The Karnataka government and farmers of the Cauvery basin districts, apart from the people of Bangalore city who are dependant on the river for drinking water, are anxiously awaiting the decision of the Supreme Court, which is expected to hear the review petition on Monday, on the all-important issue of keeping in abeyance the orders of the Cauvery River Authority, which has directed the release of 9,000 cusecs of water a day to the lower riparian State of Tamil Nadu, till October 15.
Karnataka has stepped up water release over the past three days and this is likely to continue until the forenoon of Monday, obviously to ensure that the State complies with the directions of both the Supreme Court and the CRA.
The apex court has categorically told Karnataka that it should comply with the directions of the CRA and over the past 28 days the State has released nearly 22 tmcft of water.
Amid the water-sharing dispute between the two States, the Cauvery Monitoring Committee will meet in New Delhi on October 11 to decide on the issue of release of water from Karnataka to Tamil Nadu post the compliance of the orders scheduled until October 15.

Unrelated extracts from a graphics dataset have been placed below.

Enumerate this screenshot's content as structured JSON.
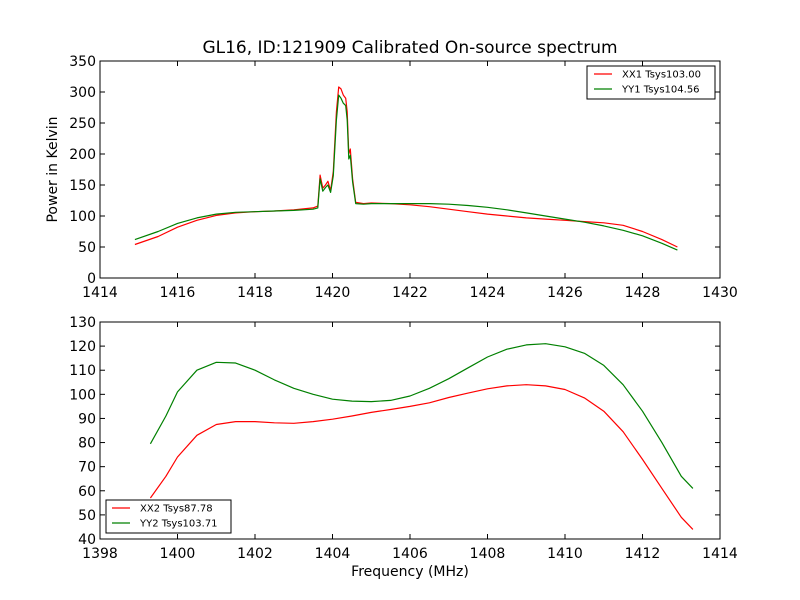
{
  "figure": {
    "title": "GL16, ID:121909 Calibrated On-source spectrum"
  },
  "chart_data": [
    {
      "type": "line",
      "xlabel": "",
      "ylabel": "Power in Kelvin",
      "xlim": [
        1414,
        1430
      ],
      "ylim": [
        0,
        350
      ],
      "xticks": [
        1414,
        1416,
        1418,
        1420,
        1422,
        1424,
        1426,
        1428,
        1430
      ],
      "yticks": [
        0,
        50,
        100,
        150,
        200,
        250,
        300,
        350
      ],
      "grid": false,
      "legend": "top-right",
      "series": [
        {
          "name": "XX1 Tsys103.00",
          "color": "#ff0000",
          "points": [
            [
              1414.9,
              54
            ],
            [
              1415.5,
              67
            ],
            [
              1416,
              82
            ],
            [
              1416.5,
              93
            ],
            [
              1417,
              101
            ],
            [
              1417.5,
              105
            ],
            [
              1418,
              107
            ],
            [
              1418.5,
              108
            ],
            [
              1419,
              110
            ],
            [
              1419.5,
              113
            ],
            [
              1419.62,
              116
            ],
            [
              1419.68,
              166
            ],
            [
              1419.75,
              145
            ],
            [
              1419.82,
              150
            ],
            [
              1419.88,
              156
            ],
            [
              1419.95,
              141
            ],
            [
              1420.02,
              172
            ],
            [
              1420.1,
              268
            ],
            [
              1420.16,
              308
            ],
            [
              1420.22,
              305
            ],
            [
              1420.28,
              295
            ],
            [
              1420.34,
              290
            ],
            [
              1420.38,
              268
            ],
            [
              1420.42,
              200
            ],
            [
              1420.46,
              208
            ],
            [
              1420.52,
              160
            ],
            [
              1420.6,
              122
            ],
            [
              1420.8,
              120
            ],
            [
              1421,
              121
            ],
            [
              1421.5,
              120
            ],
            [
              1422,
              118
            ],
            [
              1422.5,
              115
            ],
            [
              1423,
              111
            ],
            [
              1423.5,
              107
            ],
            [
              1424,
              103
            ],
            [
              1424.5,
              100
            ],
            [
              1425,
              97
            ],
            [
              1425.5,
              95
            ],
            [
              1426,
              93
            ],
            [
              1426.5,
              91
            ],
            [
              1427,
              89
            ],
            [
              1427.5,
              85
            ],
            [
              1428,
              75
            ],
            [
              1428.5,
              62
            ],
            [
              1428.9,
              50
            ]
          ]
        },
        {
          "name": "YY1 Tsys104.56",
          "color": "#008000",
          "points": [
            [
              1414.9,
              62
            ],
            [
              1415.5,
              75
            ],
            [
              1416,
              88
            ],
            [
              1416.5,
              97
            ],
            [
              1417,
              103
            ],
            [
              1417.5,
              106
            ],
            [
              1418,
              107
            ],
            [
              1418.5,
              108
            ],
            [
              1419,
              109
            ],
            [
              1419.5,
              111
            ],
            [
              1419.62,
              113
            ],
            [
              1419.68,
              160
            ],
            [
              1419.75,
              140
            ],
            [
              1419.82,
              146
            ],
            [
              1419.88,
              150
            ],
            [
              1419.95,
              138
            ],
            [
              1420.02,
              165
            ],
            [
              1420.1,
              255
            ],
            [
              1420.16,
              295
            ],
            [
              1420.22,
              290
            ],
            [
              1420.28,
              282
            ],
            [
              1420.34,
              278
            ],
            [
              1420.38,
              255
            ],
            [
              1420.42,
              192
            ],
            [
              1420.46,
              198
            ],
            [
              1420.52,
              155
            ],
            [
              1420.6,
              120
            ],
            [
              1420.8,
              119
            ],
            [
              1421,
              120
            ],
            [
              1421.5,
              120
            ],
            [
              1422,
              120
            ],
            [
              1422.5,
              120
            ],
            [
              1423,
              119
            ],
            [
              1423.5,
              117
            ],
            [
              1424,
              114
            ],
            [
              1424.5,
              110
            ],
            [
              1425,
              105
            ],
            [
              1425.5,
              100
            ],
            [
              1426,
              95
            ],
            [
              1426.5,
              90
            ],
            [
              1427,
              84
            ],
            [
              1427.5,
              77
            ],
            [
              1428,
              68
            ],
            [
              1428.5,
              56
            ],
            [
              1428.9,
              45
            ]
          ]
        }
      ]
    },
    {
      "type": "line",
      "xlabel": "Frequency (MHz)",
      "ylabel": "",
      "xlim": [
        1398,
        1414
      ],
      "ylim": [
        40,
        130
      ],
      "xticks": [
        1398,
        1400,
        1402,
        1404,
        1406,
        1408,
        1410,
        1412,
        1414
      ],
      "yticks": [
        40,
        50,
        60,
        70,
        80,
        90,
        100,
        110,
        120,
        130
      ],
      "grid": false,
      "legend": "bottom-left",
      "series": [
        {
          "name": "XX2 Tsys87.78",
          "color": "#ff0000",
          "points": [
            [
              1399.3,
              57
            ],
            [
              1399.7,
              66
            ],
            [
              1400,
              74
            ],
            [
              1400.5,
              83
            ],
            [
              1401,
              87.5
            ],
            [
              1401.5,
              88.7
            ],
            [
              1402,
              88.7
            ],
            [
              1402.5,
              88.2
            ],
            [
              1403,
              88
            ],
            [
              1403.5,
              88.7
            ],
            [
              1404,
              89.7
            ],
            [
              1404.5,
              91
            ],
            [
              1405,
              92.5
            ],
            [
              1405.5,
              93.7
            ],
            [
              1406,
              95
            ],
            [
              1406.5,
              96.5
            ],
            [
              1407,
              98.7
            ],
            [
              1407.5,
              100.5
            ],
            [
              1408,
              102.3
            ],
            [
              1408.5,
              103.5
            ],
            [
              1409,
              104
            ],
            [
              1409.5,
              103.5
            ],
            [
              1410,
              102
            ],
            [
              1410.5,
              98.5
            ],
            [
              1411,
              93
            ],
            [
              1411.5,
              84.5
            ],
            [
              1412,
              73
            ],
            [
              1412.5,
              61
            ],
            [
              1413,
              49
            ],
            [
              1413.3,
              44
            ]
          ]
        },
        {
          "name": "YY2 Tsys103.71",
          "color": "#008000",
          "points": [
            [
              1399.3,
              79.5
            ],
            [
              1399.7,
              91
            ],
            [
              1400,
              101
            ],
            [
              1400.5,
              110
            ],
            [
              1401,
              113.3
            ],
            [
              1401.5,
              113
            ],
            [
              1402,
              110
            ],
            [
              1402.5,
              106
            ],
            [
              1403,
              102.5
            ],
            [
              1403.5,
              100
            ],
            [
              1404,
              98
            ],
            [
              1404.5,
              97.2
            ],
            [
              1405,
              97
            ],
            [
              1405.5,
              97.5
            ],
            [
              1406,
              99.3
            ],
            [
              1406.5,
              102.5
            ],
            [
              1407,
              106.5
            ],
            [
              1407.5,
              111
            ],
            [
              1408,
              115.5
            ],
            [
              1408.5,
              118.7
            ],
            [
              1409,
              120.5
            ],
            [
              1409.5,
              121
            ],
            [
              1410,
              119.7
            ],
            [
              1410.5,
              117
            ],
            [
              1411,
              112
            ],
            [
              1411.5,
              104
            ],
            [
              1412,
              93
            ],
            [
              1412.5,
              80
            ],
            [
              1413,
              66
            ],
            [
              1413.3,
              61
            ]
          ]
        }
      ]
    }
  ]
}
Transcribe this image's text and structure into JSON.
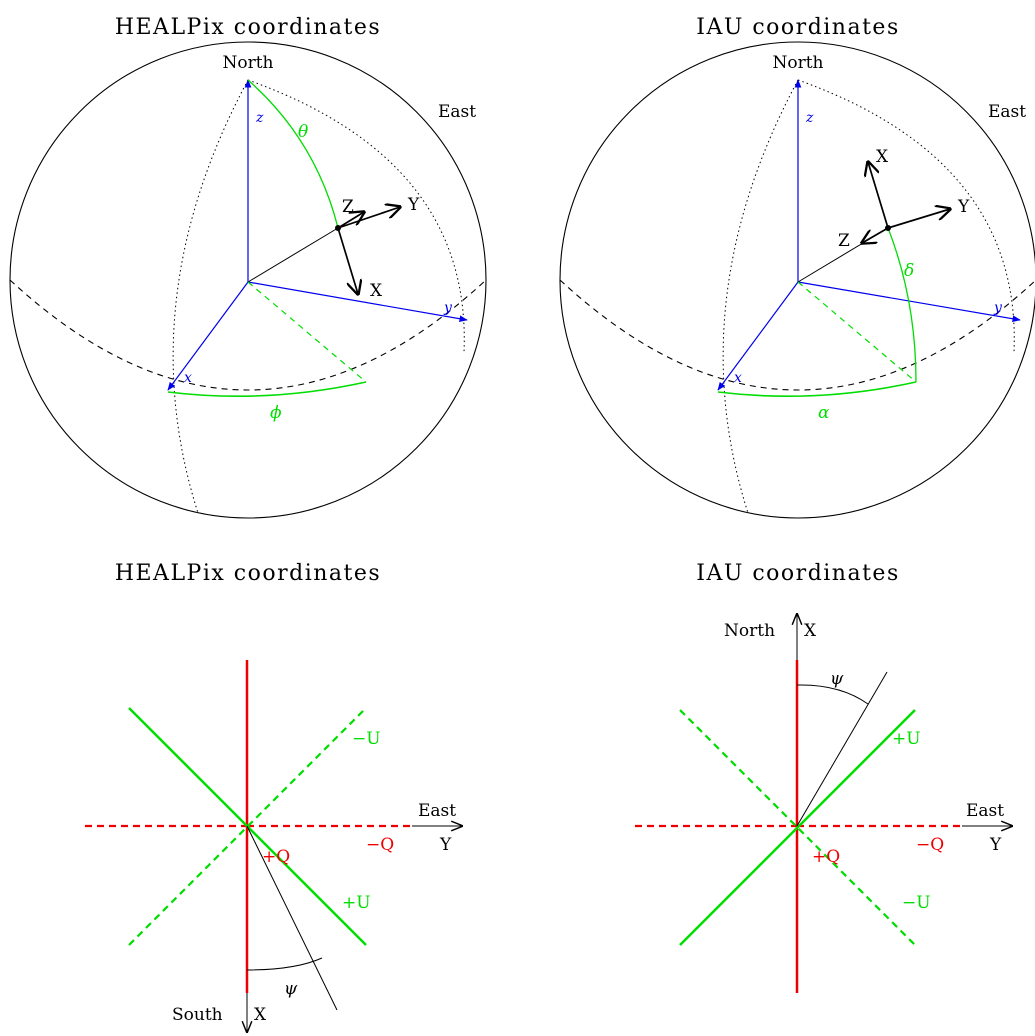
{
  "panels": {
    "healpix_sphere": {
      "title": "HEALPix coordinates",
      "north": "North",
      "east": "East",
      "axis_x": "x",
      "axis_y": "y",
      "axis_z": "z",
      "angle_polar": "θ",
      "angle_azimuth": "ϕ",
      "basis_x": "X",
      "basis_y": "Y",
      "basis_z": "Z"
    },
    "iau_sphere": {
      "title": "IAU coordinates",
      "north": "North",
      "east": "East",
      "axis_x": "x",
      "axis_y": "y",
      "axis_z": "z",
      "angle_dec": "δ",
      "angle_ra": "α",
      "basis_x": "X",
      "basis_y": "Y",
      "basis_z": "Z"
    },
    "healpix_pol": {
      "title": "HEALPix coordinates",
      "east": "East",
      "y_label": "Y",
      "south": "South",
      "x_label": "X",
      "plus_q": "+Q",
      "minus_q": "−Q",
      "plus_u": "+U",
      "minus_u": "−U",
      "psi": "ψ"
    },
    "iau_pol": {
      "title": "IAU coordinates",
      "north": "North",
      "x_label": "X",
      "east": "East",
      "y_label": "Y",
      "plus_q": "+Q",
      "minus_q": "−Q",
      "plus_u": "+U",
      "minus_u": "−U",
      "psi": "ψ"
    }
  },
  "colors": {
    "axes": "#0000ee",
    "angles": "#00dd00",
    "stokes_q": "#ee0000",
    "stokes_u": "#00dd00",
    "frame": "#000000"
  }
}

Meanwhile, Karnataka is hoping that the water outflow at Biligundlu (measuring station along the Karnataka-Tamil Nadu border) will be drastically reduced from 9,000 cusecs until the meeting of the CMC, should the Supreme court favourably consider the plea.
Sources in the State Secretariat told The Hindu that the water release from Krishnaraja Sagar and the Kabini dam had been stepped up over the past three days, primarily to convey that the State had complied with the orders, by virtue of which its plea should also be heard and favourably disposed of.
The former Chief Minister S.M. Krishna and the then Minister for Water Resources H.K. Patil, among others, had drawn the ire of the apex court in 2002, resulting in them having to face two contempt petitions filed by the Government of Tamil Nadu. It was only six years later that the cases were dropped after Mr. Krishna tendered an “unconditional apology”.
It is said that even in the present instance, both the CRA and the Supreme Court have been tough, as the Karnataka government initially declared that not a drop of water would be released to the lower riparian State.
Tamil Nadu had demanded release of 2 tmcft of water a day (around 22,000 cusecs), while the Supreme Court had asked Karnataka to release 10,000 cusecs. The CRA, after hearing the views of both the States, ruled the release of 9,000 cusecs.
Officials of the Union government who have been on a field visit to the Cauvery basin districts in both Karnataka and Tamil Nadu over the past three days have returned to New Delhi.
The monitoring committee will decide on the quantity of water to be released by Karnataka after October 15.
The CMC also comprises officials of Tamil Nadu, Karnataka, Kerala and Puducherry.